Following this, we decided to hit up the Haus Der Musik (the “House of Music” museum). The concept of the museum was pretty cool, with 4 floors of music/sound topics ranging from the Viennese composers to conducting your own virtual symphony (it was tough) to learning about sound and measuring your hearing threshold. There were also a few strange rooms, including one where you hear what it sounds like to be a fetus in the amniotic sac. Overall, I think the museum would be more fun as a kid to visit, but still interesting for us. By the way, the whole 3rd floor was a free 45 minute audio tour about the composers that dragged on and on (see rant above).

Since we had already bought a combo ticket, we headed to the Mozarthaus after this, which was the house Mozart lived in for 10 years in Vienna until his death (his most productive years). We were pretty beat from the Haus Der Musik (mainly due to the audio tour floor), so we took a quick break for some ice cream and Fantas to rejuvenate ourselves. I was really hoping/praying the Mozarthaus was not an audio tour. Well wouldn’t you know it, the whole thing turned out to be a free audio tour (uggghh)! The audio tour was like listening to a documentary with hardly any visuals, except for some portraits and manuscripts on the wall. Just give me a DVD next time (haha). At least we can now say we visited Mozart’s house.

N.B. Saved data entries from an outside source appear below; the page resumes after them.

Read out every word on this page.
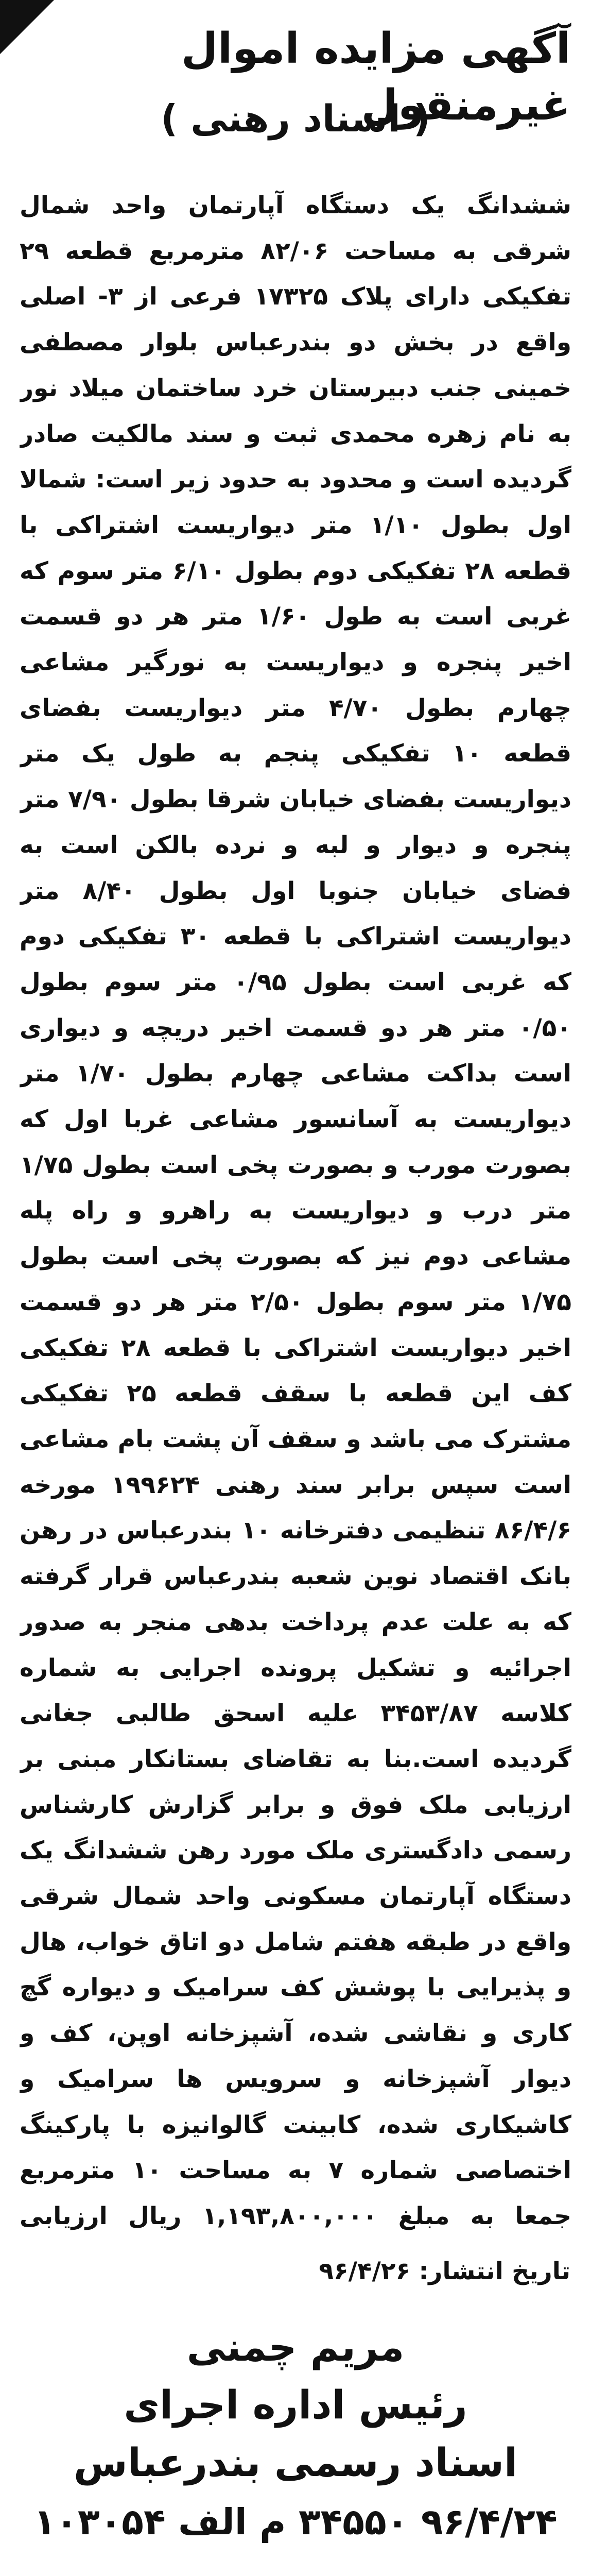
آگهی مزایده اموال غیرمنقول
( اسناد رهنی )

ششدانگ یک دستگاه آپارتمان واحد شمال شرقی به مساحت ۸۲/۰۶ مترمربع قطعه ۲۹ تفکیکی دارای پلاک ۱۷۳۲۵ فرعی از ۳- اصلی واقع در بخش دو بندرعباس بلوار مصطفی خمینی جنب دبیرستان خرد ساختمان میلاد نور به نام زهره محمدی ثبت و سند مالکیت صادر گردیده است و محدود به حدود زیر است: شمالا اول بطول ۱/۱۰ متر دیواریست اشتراکی با قطعه ۲۸ تفکیکی دوم بطول ۶/۱۰ متر سوم که غربی است به طول ۱/۶۰ متر هر دو قسمت اخیر پنجره و دیواریست به نورگیر مشاعی چهارم بطول ۴/۷۰ متر دیواریست بفضای قطعه ۱۰ تفکیکی پنجم به طول یک متر دیواریست بفضای خیابان شرقا بطول ۷/۹۰ متر پنجره و دیوار و لبه و نرده بالکن است به فضای خیابان جنوبا اول بطول ۸/۴۰ متر دیواریست اشتراکی با قطعه ۳۰ تفکیکی دوم که غربی است بطول ۰/۹۵ متر سوم بطول ۰/۵۰ متر هر دو قسمت اخیر دریچه و دیواری است بداکت مشاعی چهارم بطول ۱/۷۰ متر دیواریست به آسانسور مشاعی غربا اول که بصورت مورب و بصورت پخی است بطول ۱/۷۵ متر درب و دیواریست به راهرو و راه پله مشاعی دوم نیز که بصورت پخی است بطول ۱/۷۵ متر سوم بطول ۲/۵۰ متر هر دو قسمت اخیر دیواریست اشتراکی با قطعه ۲۸ تفکیکی کف این قطعه با سقف قطعه ۲۵ تفکیکی مشترک می باشد و سقف آن پشت بام مشاعی است سپس برابر سند رهنی ۱۹۹۶۲۴ مورخه ۸۶/۴/۶ تنظیمی دفترخانه ۱۰ بندرعباس در رهن بانک اقتصاد نوین شعبه بندرعباس قرار گرفته که به علت عدم پرداخت بدهی منجر به صدور اجرائیه و تشکیل پرونده اجرایی به شماره کلاسه ۳۴۵۳/۸۷ علیه اسحق طالبی جغانی گردیده است.بنا به تقاضای بستانکار مبنی بر ارزیابی ملک فوق و برابر گزارش کارشناس رسمی دادگستری ملک مورد رهن ششدانگ یک دستگاه آپارتمان مسکونی واحد شمال شرقی واقع در طبقه هفتم شامل دو اتاق خواب، هال و پذیرایی با پوشش کف سرامیک و دیواره گچ کاری و نقاشی شده، آشپزخانه اوپن، کف و دیوار آشپزخانه و سرویس ها سرامیک و کاشیکاری شده، کابینت گالوانیزه با پارکینگ اختصاصی شماره ۷ به مساحت ۱۰ مترمربع جمعا به مبلغ ۱,۱۹۳,۸۰۰,۰۰۰ ریال ارزیابی

تاریخ انتشار: ۹۶/۴/۲۶
مریم چمنی
رئیس اداره اجرای
اسناد رسمی بندرعباس
۹۶/۴/۲۴ ۳۴۵۵۰ م الف ۱۰۳۰۵۴
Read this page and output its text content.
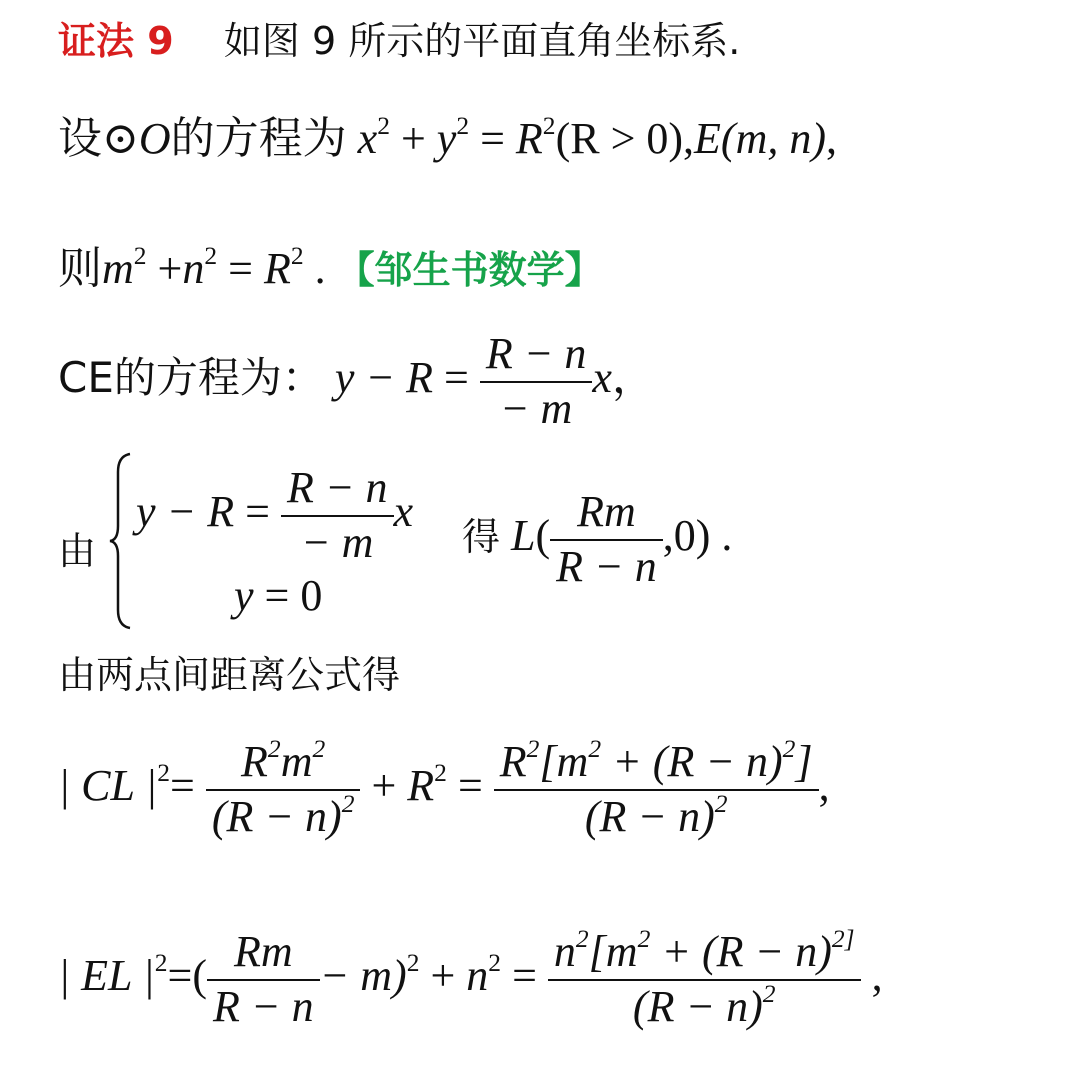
证法 9 如图 9 所示的平面直角坐标系.
设⊙O的方程为 $x^2 + y^2 = R^2(R > 0),E(m$, n),
则$m^2 +n^2 = R^2$ . 【邹生书数学】
CE的方程为： $y - R = \frac{R - n}{- m}$ x，
由
$y - R = \frac{R - n}{- m}$ x
y = 0
得 $L( \frac{Rm}{R - n} ,0)$ .
由两点间距离公式得
| CL $|^2= \frac{R^2m^2}{(R - n)^2} + R^2 = \frac{R^2[m^2 + (R - n)^2]}{(R - n)^2}$ ,
| EL $|^2=( \frac{Rm}{R - n} - m)^2 + n^2 = \frac{n^2[m^2 + (R - n)^{2]}}{(R - n)^2}$ ,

The sad part is, as much as I hate the free audio tours, I will probably continue to do them. I'm badly afflicted with a common condition known as "FOMO" (fear of missing out).

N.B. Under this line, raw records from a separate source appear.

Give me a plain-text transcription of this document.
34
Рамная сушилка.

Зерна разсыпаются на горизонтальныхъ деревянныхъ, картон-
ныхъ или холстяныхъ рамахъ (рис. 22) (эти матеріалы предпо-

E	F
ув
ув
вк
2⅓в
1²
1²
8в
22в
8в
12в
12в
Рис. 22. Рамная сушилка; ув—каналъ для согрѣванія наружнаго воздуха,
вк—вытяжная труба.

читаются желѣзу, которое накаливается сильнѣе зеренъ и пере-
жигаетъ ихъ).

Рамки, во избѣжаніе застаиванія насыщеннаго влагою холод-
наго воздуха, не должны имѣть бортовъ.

In the evening, we went to the Music Film Festival over at the Rathaus (court house). They have a huge screen where they show different operas/concerts every night. Thousands come to hang out, eat dinner (lots of outdoor food/alcohol vendors), and socialize. It’s basically a big party. Tonight they were showing Carmen. We had seen it before, but fun to see again without the subtitles.

Additional notes/thoughts:
- In Vienna, many people have dogs, and in some cases it seems that dogs have more rights than humans (ex. there are certain green areas in the city where people aren’t allowed to walk on, but dogs are). Today was a first for me. I witnessed a bulldog riding an escalator. He got on the crowded down-escalator right in front of us like he owned the thing (equipped with leash, muzzle, and owner of course). For some reason it struck us as very humorous.